The total value losses added up are also cited as such:
- Tether (USDT), a stablecoin issuer and an investor in Celcius, has set it back $900 million when it liquidated a loan to Celcius.
- Users have withdrawn amounts $1.9 billion in a short span of time following the USDT crash.
- Loan redemptions and liquidations set back Celcius’ assets another $1.9 billion.
- Firms have stated that Celcius has lost $100 million from additional investments.
Law firms have claimed that Celcius went through a $12.3 billion loss in its assets. Another court document has cited that Celcius experienced “unanticipated losses to the business.”
During Monday’s hearing, court documents and a 61-page declaration from Celcius CEO Alex Mashinsky showed that Celcius’ plans to recoup its losses are heavily dependent on predicted future profits from its mining subsidiary, Celsius Mining. As of writing, Celsius Mining is half-finished, and is also a debtor.
“If everything goes well, in 2023 we hope and expect to be in a position to mine approximately 15,000 bitcoin [per year]” says Pat Nash, Celsius’ lead attorney. Nash also stated that Celcius Mining was mining 14.2 bitcoins per day – and is expected to mine 10,100 bitcoins this year.
Nash has told the court that Celcius has 300,000 depositors who have more than $100 worth of crypto in their accounts, out of a total 500,000 depositors.

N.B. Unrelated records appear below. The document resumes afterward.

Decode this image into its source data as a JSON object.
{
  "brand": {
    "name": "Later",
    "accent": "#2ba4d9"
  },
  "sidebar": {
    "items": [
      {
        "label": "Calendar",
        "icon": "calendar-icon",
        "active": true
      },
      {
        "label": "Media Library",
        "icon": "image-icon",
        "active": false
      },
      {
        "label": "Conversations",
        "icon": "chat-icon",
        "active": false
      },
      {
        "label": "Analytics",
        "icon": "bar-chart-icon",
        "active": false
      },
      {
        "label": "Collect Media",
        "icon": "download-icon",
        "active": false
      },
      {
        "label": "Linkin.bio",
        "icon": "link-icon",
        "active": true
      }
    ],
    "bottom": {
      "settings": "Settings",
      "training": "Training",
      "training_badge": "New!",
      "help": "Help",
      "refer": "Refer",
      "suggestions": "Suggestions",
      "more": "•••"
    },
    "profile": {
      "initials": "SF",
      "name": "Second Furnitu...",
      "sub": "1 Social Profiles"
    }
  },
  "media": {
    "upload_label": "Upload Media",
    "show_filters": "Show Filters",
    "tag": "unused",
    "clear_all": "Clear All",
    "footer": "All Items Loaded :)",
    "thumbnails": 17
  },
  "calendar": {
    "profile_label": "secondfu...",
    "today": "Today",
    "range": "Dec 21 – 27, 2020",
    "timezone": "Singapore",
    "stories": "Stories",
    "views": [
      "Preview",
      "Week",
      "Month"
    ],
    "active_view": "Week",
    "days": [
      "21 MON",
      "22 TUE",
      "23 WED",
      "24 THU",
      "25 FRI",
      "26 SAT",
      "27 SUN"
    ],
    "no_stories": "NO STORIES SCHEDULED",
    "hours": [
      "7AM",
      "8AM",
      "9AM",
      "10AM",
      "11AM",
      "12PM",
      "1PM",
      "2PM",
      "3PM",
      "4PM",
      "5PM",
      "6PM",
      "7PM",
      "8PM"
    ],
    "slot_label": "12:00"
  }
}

Additionally, Celsius attorneys have asked court entities to redact names personally identifying company employees and creditors. Celcius insolvency has resulted in death threats and malicious content being sent to Celcius employees and corporate creditors.
As it stands, the U.S. Trustee is undergoing the formation of a committee of creditors. Typically, these committees consist of the seven largest unsecured creditors of the debtor, and assist in overseeing bankruptcy proceedings. Appointed creditors also investigate the debtor’s conduct, business operations, and assist in a company reorganisation plan.
The second hearing is scheduled for the morning of August 10.